Code Name Verity

Code Name Verity - Elizabeth Wein An incredibly powerful story of courage and friendship amidst the most trying and desperate of circumstances.

Set in World War II, it covers the adventures of two young women best friends--a pilot and a spy. One of them is captured by the Germans and interrogated. In return for a 2 week stay of her execution, she is to write a 'confession' and spill everything she knows to the Gestapo about the British war effort.

The first half of the book is the spy code named Verity's "confession". The second half of the book is told from the pilot's (Maddie) POV.

This isnt one of those books that just grabs you from the first page. Because of the circumstances under which it was written, the first part of the book (the confession) may not be very enjoyable or completely understandable. Verity isn't very likable--coming across as a coward and a traitor. It will take more than half the book to really get into it. But if you stick with it,the payoff is tremendous. The second part will clear up many things, and make everything worthwhile and make you want to go read the book all over again. I know this is a really vague review but to say more will spoil the plot.

There are so many layers to this story. Some actions/dialogue may seem out of place or implausible but eventually have a perfectly logical explanation. Only when you're almost done with the second part do you realize how expertly plotted the book was.

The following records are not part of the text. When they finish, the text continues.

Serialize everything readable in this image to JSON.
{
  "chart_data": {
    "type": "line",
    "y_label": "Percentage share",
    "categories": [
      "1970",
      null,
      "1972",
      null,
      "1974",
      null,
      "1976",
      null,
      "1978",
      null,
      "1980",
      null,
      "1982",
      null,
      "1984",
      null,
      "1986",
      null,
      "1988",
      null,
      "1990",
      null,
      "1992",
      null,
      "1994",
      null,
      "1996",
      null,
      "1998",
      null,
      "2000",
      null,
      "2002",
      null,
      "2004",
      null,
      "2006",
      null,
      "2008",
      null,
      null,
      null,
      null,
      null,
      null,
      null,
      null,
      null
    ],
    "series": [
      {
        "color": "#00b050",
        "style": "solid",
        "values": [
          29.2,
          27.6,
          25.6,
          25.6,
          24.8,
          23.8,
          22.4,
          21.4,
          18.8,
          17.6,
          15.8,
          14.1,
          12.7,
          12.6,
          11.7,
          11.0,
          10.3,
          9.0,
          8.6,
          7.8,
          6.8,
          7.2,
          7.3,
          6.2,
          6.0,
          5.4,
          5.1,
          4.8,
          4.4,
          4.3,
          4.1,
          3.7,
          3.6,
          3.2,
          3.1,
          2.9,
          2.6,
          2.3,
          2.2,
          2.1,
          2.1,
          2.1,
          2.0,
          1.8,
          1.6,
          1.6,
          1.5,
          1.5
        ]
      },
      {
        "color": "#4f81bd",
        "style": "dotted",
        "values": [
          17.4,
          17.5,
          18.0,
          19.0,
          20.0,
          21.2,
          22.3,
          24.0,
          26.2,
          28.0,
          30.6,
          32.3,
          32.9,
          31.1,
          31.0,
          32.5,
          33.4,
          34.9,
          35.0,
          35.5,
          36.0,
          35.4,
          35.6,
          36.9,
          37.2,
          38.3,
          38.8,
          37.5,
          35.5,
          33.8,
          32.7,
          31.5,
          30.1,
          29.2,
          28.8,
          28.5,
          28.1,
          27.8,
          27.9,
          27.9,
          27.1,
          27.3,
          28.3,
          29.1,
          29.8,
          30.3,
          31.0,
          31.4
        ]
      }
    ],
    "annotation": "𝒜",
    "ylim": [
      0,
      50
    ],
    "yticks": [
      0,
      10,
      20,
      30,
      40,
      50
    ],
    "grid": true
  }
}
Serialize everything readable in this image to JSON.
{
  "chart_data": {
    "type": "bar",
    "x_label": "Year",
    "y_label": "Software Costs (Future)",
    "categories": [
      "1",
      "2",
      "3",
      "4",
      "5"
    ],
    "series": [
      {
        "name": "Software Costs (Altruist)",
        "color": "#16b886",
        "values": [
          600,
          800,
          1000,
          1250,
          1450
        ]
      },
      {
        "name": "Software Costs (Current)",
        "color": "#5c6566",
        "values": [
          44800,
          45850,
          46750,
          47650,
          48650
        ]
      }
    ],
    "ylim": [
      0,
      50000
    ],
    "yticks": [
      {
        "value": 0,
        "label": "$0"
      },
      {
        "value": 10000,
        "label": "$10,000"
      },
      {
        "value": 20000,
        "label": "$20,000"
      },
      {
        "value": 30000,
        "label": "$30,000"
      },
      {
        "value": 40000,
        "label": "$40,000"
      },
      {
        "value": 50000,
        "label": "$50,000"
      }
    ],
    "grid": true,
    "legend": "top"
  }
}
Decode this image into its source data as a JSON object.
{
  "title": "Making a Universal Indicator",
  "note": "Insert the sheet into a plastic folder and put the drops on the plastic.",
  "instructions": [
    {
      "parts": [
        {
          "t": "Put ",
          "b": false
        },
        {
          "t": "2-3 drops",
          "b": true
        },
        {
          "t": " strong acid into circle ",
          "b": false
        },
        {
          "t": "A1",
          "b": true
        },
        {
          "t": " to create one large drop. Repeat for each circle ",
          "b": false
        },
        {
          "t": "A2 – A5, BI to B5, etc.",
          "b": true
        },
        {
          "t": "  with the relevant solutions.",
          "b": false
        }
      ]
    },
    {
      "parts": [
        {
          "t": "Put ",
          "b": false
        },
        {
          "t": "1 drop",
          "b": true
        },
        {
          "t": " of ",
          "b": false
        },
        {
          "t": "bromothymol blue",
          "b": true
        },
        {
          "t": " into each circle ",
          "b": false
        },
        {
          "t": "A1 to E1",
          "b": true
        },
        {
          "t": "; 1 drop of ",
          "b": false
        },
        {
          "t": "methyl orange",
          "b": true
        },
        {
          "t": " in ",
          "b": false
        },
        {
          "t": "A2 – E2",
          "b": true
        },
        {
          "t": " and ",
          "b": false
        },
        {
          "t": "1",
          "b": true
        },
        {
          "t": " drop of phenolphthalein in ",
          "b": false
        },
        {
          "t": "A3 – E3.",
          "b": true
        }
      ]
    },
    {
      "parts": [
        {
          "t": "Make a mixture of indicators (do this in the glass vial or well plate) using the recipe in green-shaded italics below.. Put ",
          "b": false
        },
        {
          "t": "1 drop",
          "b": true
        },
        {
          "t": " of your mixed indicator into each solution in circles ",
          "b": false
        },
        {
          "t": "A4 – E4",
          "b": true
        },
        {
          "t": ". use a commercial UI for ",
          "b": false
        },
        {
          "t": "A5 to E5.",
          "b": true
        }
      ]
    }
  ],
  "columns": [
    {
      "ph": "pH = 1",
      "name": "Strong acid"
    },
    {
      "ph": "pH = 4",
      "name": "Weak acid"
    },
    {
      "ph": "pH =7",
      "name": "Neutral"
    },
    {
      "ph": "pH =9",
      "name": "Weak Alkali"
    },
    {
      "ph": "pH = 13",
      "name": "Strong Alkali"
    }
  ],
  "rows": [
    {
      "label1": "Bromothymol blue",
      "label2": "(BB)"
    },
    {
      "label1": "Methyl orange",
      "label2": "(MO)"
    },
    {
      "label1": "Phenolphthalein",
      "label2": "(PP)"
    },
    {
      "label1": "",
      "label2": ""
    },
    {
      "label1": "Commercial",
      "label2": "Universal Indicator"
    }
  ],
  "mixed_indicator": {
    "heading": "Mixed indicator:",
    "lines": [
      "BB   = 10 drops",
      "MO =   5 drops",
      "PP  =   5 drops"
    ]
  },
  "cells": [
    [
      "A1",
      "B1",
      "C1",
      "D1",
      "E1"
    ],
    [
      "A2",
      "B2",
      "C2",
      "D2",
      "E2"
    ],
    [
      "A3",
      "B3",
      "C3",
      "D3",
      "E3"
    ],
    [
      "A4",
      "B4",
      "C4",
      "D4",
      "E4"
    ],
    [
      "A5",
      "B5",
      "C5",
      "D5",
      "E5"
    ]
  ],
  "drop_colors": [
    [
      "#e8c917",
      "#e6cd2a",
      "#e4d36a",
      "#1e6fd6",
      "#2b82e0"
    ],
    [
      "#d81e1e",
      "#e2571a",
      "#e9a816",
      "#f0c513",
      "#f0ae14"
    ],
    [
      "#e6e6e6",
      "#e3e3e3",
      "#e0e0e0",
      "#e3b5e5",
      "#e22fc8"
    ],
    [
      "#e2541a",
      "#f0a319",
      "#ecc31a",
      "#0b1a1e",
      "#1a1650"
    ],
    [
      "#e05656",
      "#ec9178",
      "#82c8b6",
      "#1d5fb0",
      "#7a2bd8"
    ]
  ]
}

The characters will stay with you long after you're done. And if you re-read it again (especially the first part) immediately after, you'll get a whole new appreciation of the characters (Verity, Maddie, and even the 2 interrogators) and love them even more.

I had a few questions/observations about the book and this discussion in goodreads was very informative and enlightening. http://www.goodreads.com/topic/show/977121-code-name-verity?page=1. The author popped in somewhere in the middle of the discussion to shed light on some plot 'issues'

P.S. This book is classified as YA but I find it will appeal to adults more because of the serious themes.